Saat Bai Wushuang menceritakan desas-desus yang didengarnya, dia menatap Qin Feng dan berkata, “Aku tidak menyangka kau akan mencapai kehebatan seperti ini hanya dalam setahun.”
Mendengar itu, Qin Feng tanpa sadar menegakkan postur tubuhnya, karena bagaimanapun juga, dipuji oleh seorang wanita cantik selalu memuaskan kesombongan seorang pria.
Dia dengan santai menjawab, “Awalnya saya ingin tetap tidak menonjol sebagai seorang cendekiawan, tetapi sayangnya, mata tajam Guru Nasional Menara Surgawi melihat melalui saya dan tahu bahwa sayalah orang yang tepat untuk pertempuran tahap keempat ini. Ternyata, yang perlu saya lakukan hanyalah bergerak sedikit dan saya tahu batas alam ini.”
Pernyataan ini sangat sok, dan menarik perhatian semua orang di aula.
Ayah Qin sedang menyeruput teh, tetapi ketika mendengar itu, ia tersedak minumannya dan batuk beberapa kali.
Sebagai kepala keluarga, bagaimana mungkin dia membiarkan putranya sendiri mencuri perhatian? Dia bertanya, “Pertempuran antara manusia dan suku Asura memang luar biasa. Sayangnya, saat itu saya sedang berbisnis di Wilayah Selatan dan tidak berada di Kota Kekaisaran. Namun, saya sering mendengar orang mengatakan bahwa alasan manusia mampu meraih kemenangan akhir dalam pertempuran itu adalah karena Lord Ghost Head memenangkan pertempuran pertama, yang meningkatkan moral umat manusia. Benarkah begitu?”
‘Sungguh tidak tahu malu…’ Mulut Qin Feng berkedut.

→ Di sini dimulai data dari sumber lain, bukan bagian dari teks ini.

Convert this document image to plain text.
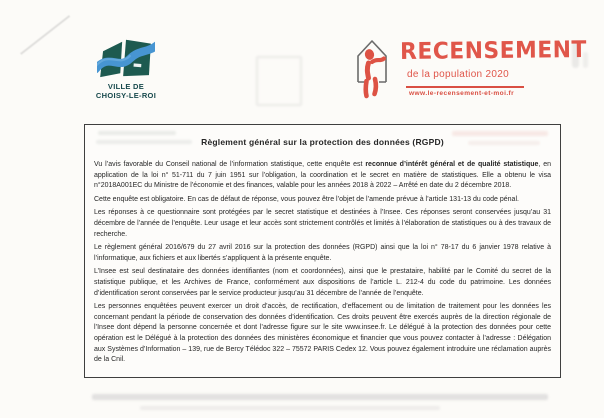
VILLE DE
CHOISY-LE-ROI
RECENSEMENT
de la population 2020
www.le-recensement-et-moi.fr
Règlement général sur la protection des données (RGPD)

Vu l’avis favorable du Conseil national de l’information statistique, cette enquête est reconnue d’intérêt général et de qualité statistique, en application de la loi n° 51-711 du 7 juin 1951 sur l’obligation, la coordination et le secret en matière de statistiques. Elle a obtenu le visa n°2018A001EC du Ministre de l’économie et des finances, valable pour les années 2018 à 2022 – Arrêté en date du 2 décembre 2018.

Cette enquête est obligatoire. En cas de défaut de réponse, vous pouvez être l’objet de l’amende prévue à l’article 131-13 du code pénal.

Les réponses à ce questionnaire sont protégées par le secret statistique et destinées à l’Insee. Ces réponses seront conservées jusqu’au 31 décembre de l’année de l’enquête. Leur usage et leur accès sont strictement contrôlés et limités à l’élaboration de statistiques ou à des travaux de recherche.

Le règlement général 2016/679 du 27 avril 2016 sur la protection des données (RGPD) ainsi que la loi n° 78-17 du 6 janvier 1978 relative à l’informatique, aux fichiers et aux libertés s’appliquent à la présente enquête.

L’Insee est seul destinataire des données identifiantes (nom et coordonnées), ainsi que le prestataire, habilité par le Comité du secret de la statistique publique, et les Archives de France, conformément aux dispositions de l’article L. 212-4 du code du patrimoine. Les données d’identification seront conservées par le service producteur jusqu’au 31 décembre de l’année de l’enquête.

Les personnes enquêtées peuvent exercer un droit d’accès, de rectification, d’effacement ou de limitation de traitement pour les données les concernant pendant la période de conservation des données d’identification. Ces droits peuvent être exercés auprès de la direction régionale de l’Insee dont dépend la personne concernée et dont l’adresse figure sur le site www.insee.fr. Le délégué à la protection des données pour cette opération est le Délégué à la protection des données des ministères économique et financier que vous pouvez contacter à l’adresse : Délégation aux Systèmes d’Information – 139, rue de Bercy Télédoc 322 – 75572 PARIS Cedex 12. Vous pouvez également introduire une réclamation auprès de la Cnil.
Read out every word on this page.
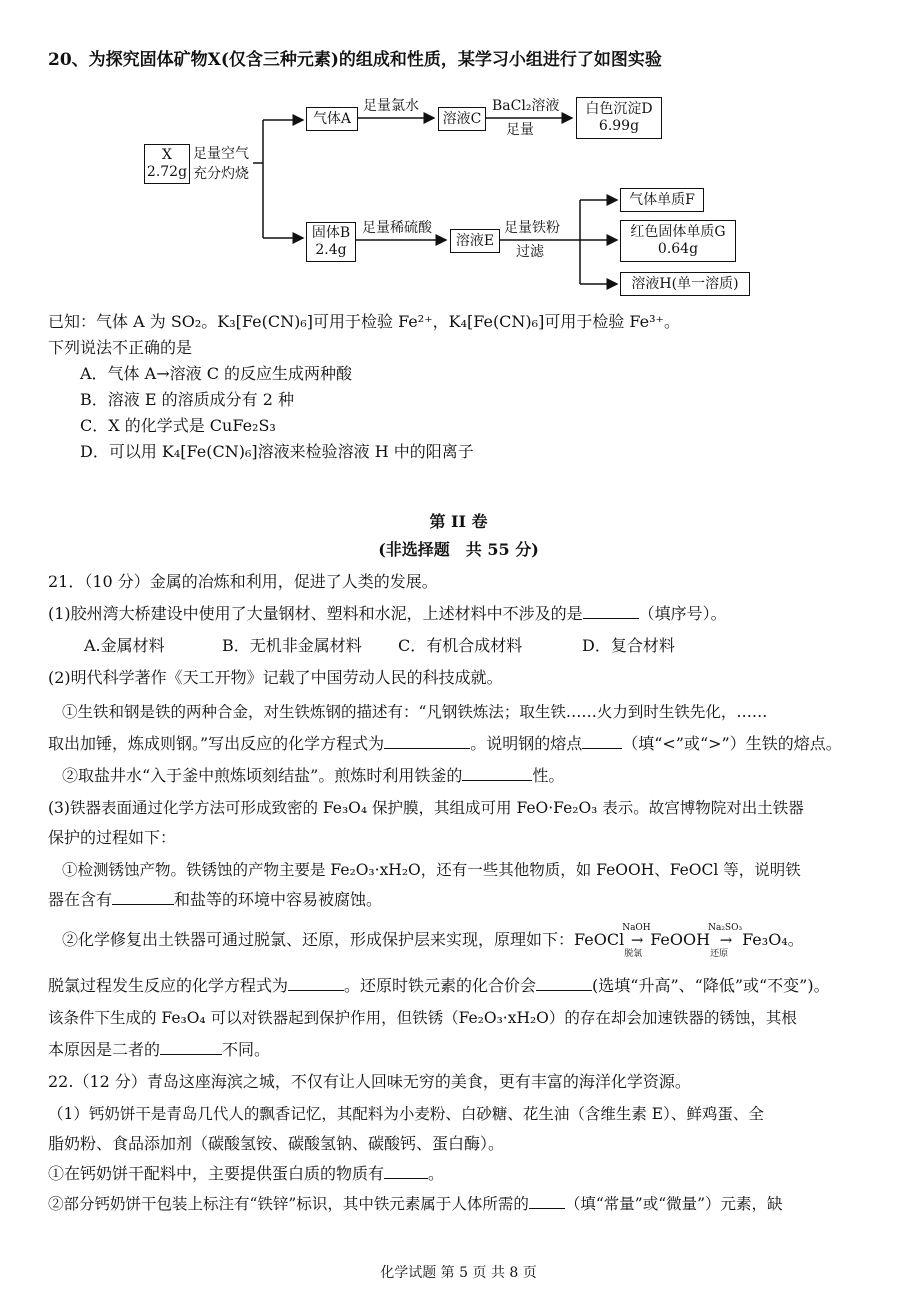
20、为探究固体矿物X(仅含三种元素)的组成和性质，某学习小组进行了如图实验
X
2.72g
足量空气
充分灼烧
气体A
足量氯水
溶液C
BaCl₂溶液
足量
白色沉淀D
6.99g
固体B
2.4g
足量稀硫酸
溶液E
足量铁粉
过滤
气体单质F
红色固体单质G
0.64g
溶液H(单一溶质)
已知：气体 A 为 SO₂。K₃[Fe(CN)₆]可用于检验 Fe²⁺，K₄[Fe(CN)₆]可用于检验 Fe³⁺。
下列说法不正确的是
A．气体 A→溶液 C 的反应生成两种酸
B．溶液 E 的溶质成分有 2 种
C．X 的化学式是 CuFe₂S₃
D．可以用 K₄[Fe(CN)₆]溶液来检验溶液 H 中的阳离子
第 II 卷
(非选择题　共 55 分)
21．（10 分）金属的冶炼和利用，促进了人类的发展。
(1)胶州湾大桥建设中使用了大量钢材、塑料和水泥，上述材料中不涉及的是	（填序号）。
A.金属材料	B．无机非金属材料 C．有机合成材料	D．复合材料
(2)明代科学著作《天工开物》记载了中国劳动人民的科技成就。
①生铁和钢是铁的两种合金，对生铁炼钢的描述有：“凡钢铁炼法；取生铁……火力到时生铁先化，……
取出加锤，炼成则钢。”写出反应的化学方程式为	。说明钢的熔点	（填“<”或“>”）生铁的熔点。
②取盐井水“入于釜中煎炼顷刻结盐”。煎炼时利用铁釜的	性。
(3)铁器表面通过化学方法可形成致密的 Fe₃O₄ 保护膜，其组成可用 FeO·Fe₂O₃ 表示。故宫博物院对出土铁器
保护的过程如下：
①检测锈蚀产物。铁锈蚀的产物主要是 Fe₂O₃·xH₂O，还有一些其他物质，如 FeOOH、FeOCl 等，说明铁
器在含有	和盐等的环境中容易被腐蚀。
②化学修复出土铁器可通过脱氯、还原，形成保护层来实现，原理如下：FeOCl
NaOH
→
脱氯
FeOOH
Na₂SO₃
→
还原
Fe₃O₄。
脱氯过程发生反应的化学方程式为	。还原时铁元素的化合价会	(选填“升高”、“降低”或“不变”)。
该条件下生成的 Fe₃O₄ 可以对铁器起到保护作用，但铁锈（Fe₂O₃·xH₂O）的存在却会加速铁器的锈蚀，其根
本原因是二者的	不同。
22.（12 分）青岛这座海滨之城，不仅有让人回味无穷的美食，更有丰富的海洋化学资源。
（1）钙奶饼干是青岛几代人的飘香记忆，其配料为小麦粉、白砂糖、花生油（含维生素 E）、鲜鸡蛋、全
脂奶粉、食品添加剂（碳酸氢铵、碳酸氢钠、碳酸钙、蛋白酶）。
①在钙奶饼干配料中，主要提供蛋白质的物质有	。
②部分钙奶饼干包装上标注有“铁锌”标识，其中铁元素属于人体所需的 （填“常量”或“微量”）元素，缺
化学试题 第 5 页 共 8 页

Bai Yan juga memberikan tatapan aneh.
Ketika Ayah Qin mengucapkan kata-kata ini, dia berharap Bai Wushuang akan terpancing dan membual tentang prestasi gemilangnya. Namun, Bai Wushuang tampaknya tidak tertarik dan berkata dengan santai, “Oh, aku tidak yakin. Lagipula, orang sering membicarakan Liu Jianli dan Qin Feng. Mungkin di mata dunia, wajar jika Kepala Hantu Utara Senior mengalahkan Suku Asura.”
Melihat ekspresi bingung Ayah Qin, Qin Feng berusaha menahan tawanya.
Bai Wushuang berhenti sejenak, menoleh untuk melihat Liu Jianli, lalu berbicara lagi: “Tapi aku ingin tahu, seberapa jauh jangkauan ilmu pedang seseorang yang dekat dengan Dao?”
“Kebetulan kita sudah lama tidak berlatih tanding. Kenapa tidak kita manfaatkan kesempatan ini untuk bertukar kiat?”
Begitu kata-katanya terucap, suasana di aula langsung berubah.